New York Times columnist David Carr has taken a number of writers and mediates — including himself — to task for turning a blind eye to the numerous allegations of sexual assault leveled against Bill Cosby, and he’s already elicited one mea culpa in response.
In addition to admitting his own accountability, Carr called out Ta-Nehisi Coates, who penned a lengthy essay on the comedian in The Atlantic in 2008; Kelefa Sanneh, who wrote a New Yorker profile on Cosby in September; and Mark Whitaker, who wrote an extensive biography on Cosby published just two months ago; noting that they all failed to properly address the accusations, despite the fact that they were “carefully and thoroughly reported” in Philadelphia magazine, People magazine and Today in 2005 and 2006.
“We all have our excuses, but in ignoring these claims, we let down the women who were brave enough to speak out publicly against a powerful entertainer,” Carr wrote in a Monday column. “Mr. Whitaker has said he didn’t want to put anything in the book, which he wrote with Mr. Cosby’s cooperation, that wasn’t confirmed — which of course raises the question of why he wouldn’t have done the work to knock down the accusations or make them stand up. And given that the accusations had already been carefully and thoroughly reported in Philadelphia magazine and elsewhere, any book of the size and scope of Mr. Whitaker’s should have gone there.”

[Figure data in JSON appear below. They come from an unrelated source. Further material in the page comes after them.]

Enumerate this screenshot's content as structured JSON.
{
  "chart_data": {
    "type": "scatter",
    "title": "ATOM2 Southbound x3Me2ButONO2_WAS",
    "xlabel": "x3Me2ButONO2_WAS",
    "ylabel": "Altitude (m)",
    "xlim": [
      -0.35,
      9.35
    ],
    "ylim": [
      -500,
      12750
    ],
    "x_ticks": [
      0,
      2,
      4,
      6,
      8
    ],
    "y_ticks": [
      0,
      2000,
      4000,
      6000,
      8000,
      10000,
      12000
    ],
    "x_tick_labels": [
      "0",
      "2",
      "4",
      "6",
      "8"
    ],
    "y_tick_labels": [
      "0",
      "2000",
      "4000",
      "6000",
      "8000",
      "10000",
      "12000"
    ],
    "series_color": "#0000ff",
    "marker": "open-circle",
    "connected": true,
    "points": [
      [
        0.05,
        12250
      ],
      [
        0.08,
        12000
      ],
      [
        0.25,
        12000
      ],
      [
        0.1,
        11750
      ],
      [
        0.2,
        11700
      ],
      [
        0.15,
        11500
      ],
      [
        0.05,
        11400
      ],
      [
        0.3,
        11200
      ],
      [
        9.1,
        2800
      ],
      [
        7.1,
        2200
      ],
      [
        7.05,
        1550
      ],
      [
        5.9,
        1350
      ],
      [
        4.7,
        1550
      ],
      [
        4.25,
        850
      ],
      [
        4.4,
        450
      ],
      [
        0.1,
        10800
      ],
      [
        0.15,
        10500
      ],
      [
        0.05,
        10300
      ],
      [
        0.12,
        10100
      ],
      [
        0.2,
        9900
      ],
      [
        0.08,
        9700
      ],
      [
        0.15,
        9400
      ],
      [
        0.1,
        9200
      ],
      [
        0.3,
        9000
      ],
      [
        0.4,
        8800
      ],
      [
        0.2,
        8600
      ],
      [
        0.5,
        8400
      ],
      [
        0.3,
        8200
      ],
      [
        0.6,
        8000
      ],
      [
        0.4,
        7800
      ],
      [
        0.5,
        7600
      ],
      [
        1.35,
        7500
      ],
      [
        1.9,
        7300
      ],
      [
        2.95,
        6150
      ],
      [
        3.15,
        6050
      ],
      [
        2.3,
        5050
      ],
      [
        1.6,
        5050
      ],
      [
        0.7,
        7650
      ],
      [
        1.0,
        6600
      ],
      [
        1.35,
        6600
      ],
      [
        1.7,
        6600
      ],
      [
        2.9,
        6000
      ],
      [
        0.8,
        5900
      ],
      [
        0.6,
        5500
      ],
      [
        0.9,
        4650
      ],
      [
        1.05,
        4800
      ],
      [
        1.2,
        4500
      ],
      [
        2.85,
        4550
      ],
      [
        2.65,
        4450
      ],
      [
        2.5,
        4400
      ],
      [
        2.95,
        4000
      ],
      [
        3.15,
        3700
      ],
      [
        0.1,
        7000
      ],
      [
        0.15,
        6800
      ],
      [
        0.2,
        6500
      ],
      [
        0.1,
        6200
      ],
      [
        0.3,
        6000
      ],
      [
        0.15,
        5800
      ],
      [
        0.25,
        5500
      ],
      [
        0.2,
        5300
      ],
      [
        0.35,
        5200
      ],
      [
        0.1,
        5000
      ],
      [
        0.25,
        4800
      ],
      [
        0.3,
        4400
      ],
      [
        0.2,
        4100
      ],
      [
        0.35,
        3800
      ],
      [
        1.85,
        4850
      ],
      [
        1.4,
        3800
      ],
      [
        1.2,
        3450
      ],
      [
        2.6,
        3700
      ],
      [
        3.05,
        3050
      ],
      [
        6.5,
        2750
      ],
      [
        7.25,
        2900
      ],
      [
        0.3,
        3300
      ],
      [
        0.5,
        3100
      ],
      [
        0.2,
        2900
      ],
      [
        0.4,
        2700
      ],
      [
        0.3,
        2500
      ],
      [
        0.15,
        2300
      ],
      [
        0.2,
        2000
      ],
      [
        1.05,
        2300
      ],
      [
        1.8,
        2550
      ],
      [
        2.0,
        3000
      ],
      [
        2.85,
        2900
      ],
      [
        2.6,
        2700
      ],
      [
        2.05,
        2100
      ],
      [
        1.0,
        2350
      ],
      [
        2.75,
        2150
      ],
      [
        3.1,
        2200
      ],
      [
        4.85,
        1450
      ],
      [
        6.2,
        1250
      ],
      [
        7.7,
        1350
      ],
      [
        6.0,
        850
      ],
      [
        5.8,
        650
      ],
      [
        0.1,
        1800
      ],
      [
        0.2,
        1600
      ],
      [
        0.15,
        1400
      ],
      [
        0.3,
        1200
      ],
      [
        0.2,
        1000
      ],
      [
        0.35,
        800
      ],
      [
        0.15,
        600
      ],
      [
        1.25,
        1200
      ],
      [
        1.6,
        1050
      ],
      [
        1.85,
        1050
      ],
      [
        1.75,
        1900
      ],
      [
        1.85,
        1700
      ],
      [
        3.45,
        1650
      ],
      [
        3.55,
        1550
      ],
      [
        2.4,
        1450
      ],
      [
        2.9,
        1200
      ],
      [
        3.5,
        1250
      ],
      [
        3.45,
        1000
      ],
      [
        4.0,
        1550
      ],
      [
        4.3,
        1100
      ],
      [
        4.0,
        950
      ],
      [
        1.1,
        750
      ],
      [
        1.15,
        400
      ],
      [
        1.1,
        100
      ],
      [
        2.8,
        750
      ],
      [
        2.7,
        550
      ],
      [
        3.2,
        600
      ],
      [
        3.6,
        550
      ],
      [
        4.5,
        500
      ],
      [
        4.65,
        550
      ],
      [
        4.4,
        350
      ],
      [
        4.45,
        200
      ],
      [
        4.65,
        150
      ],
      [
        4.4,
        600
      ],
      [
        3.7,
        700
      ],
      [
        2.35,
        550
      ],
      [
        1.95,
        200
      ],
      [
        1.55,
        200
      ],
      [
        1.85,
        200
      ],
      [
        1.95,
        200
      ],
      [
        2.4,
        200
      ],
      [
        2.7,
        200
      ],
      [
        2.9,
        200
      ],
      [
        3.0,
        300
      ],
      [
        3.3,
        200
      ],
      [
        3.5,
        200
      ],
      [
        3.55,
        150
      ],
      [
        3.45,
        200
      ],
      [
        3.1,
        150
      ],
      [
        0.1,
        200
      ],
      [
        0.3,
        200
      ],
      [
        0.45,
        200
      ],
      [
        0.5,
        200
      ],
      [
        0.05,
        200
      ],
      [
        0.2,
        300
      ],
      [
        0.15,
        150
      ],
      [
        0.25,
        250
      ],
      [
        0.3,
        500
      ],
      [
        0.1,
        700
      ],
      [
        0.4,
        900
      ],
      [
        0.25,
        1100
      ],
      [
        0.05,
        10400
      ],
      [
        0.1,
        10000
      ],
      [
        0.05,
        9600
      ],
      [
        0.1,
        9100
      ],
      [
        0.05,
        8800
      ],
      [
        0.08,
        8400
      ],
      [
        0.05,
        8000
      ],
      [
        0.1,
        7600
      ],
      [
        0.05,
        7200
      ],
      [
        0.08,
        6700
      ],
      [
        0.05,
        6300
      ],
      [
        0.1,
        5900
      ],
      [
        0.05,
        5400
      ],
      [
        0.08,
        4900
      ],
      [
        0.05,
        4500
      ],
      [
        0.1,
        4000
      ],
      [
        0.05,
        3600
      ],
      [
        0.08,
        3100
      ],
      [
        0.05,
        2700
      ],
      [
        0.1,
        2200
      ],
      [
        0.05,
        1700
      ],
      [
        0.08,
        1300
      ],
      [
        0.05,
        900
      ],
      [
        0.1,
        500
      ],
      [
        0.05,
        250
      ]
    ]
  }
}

Whitaker took to Twitter on Monday afternoon to respond to Carr’s column, admitting that he should’ve investigated the allegations more thoroughly.
Carr noted that Coates also revisited his Cosby coverage on The Atlantic’s website and admitted that at the time he wrote the piece, he “believed that Bill Cosby was a rapist,” but included only “a brief and limp mention of the accusations against Cosby.” Coates went on to write, “I regret not saying what I thought of the accusations, and then pursuing those thoughts. I regret it because the lack of pursuit puts me in league with people who either looked away, or did not look hard enough. I take it as a personal admonition to always go there, to never flinch, to never look away.”
Sanneh does not seem to be active on Twitter, but appeared on an MSNBC segment over the weekend to discuss the Cosby allegations, telling host Melissa Harris-Perry, “It’s easy to look at the Huxtable family and say ‘oh, that must be what Bill Cosby is like’ … Just because a comedian has politics we agree with, just because a comedian makes work we agree with, doesn’t mean, necessarily, they’re not capable of what Bill Cosby’s accused of.”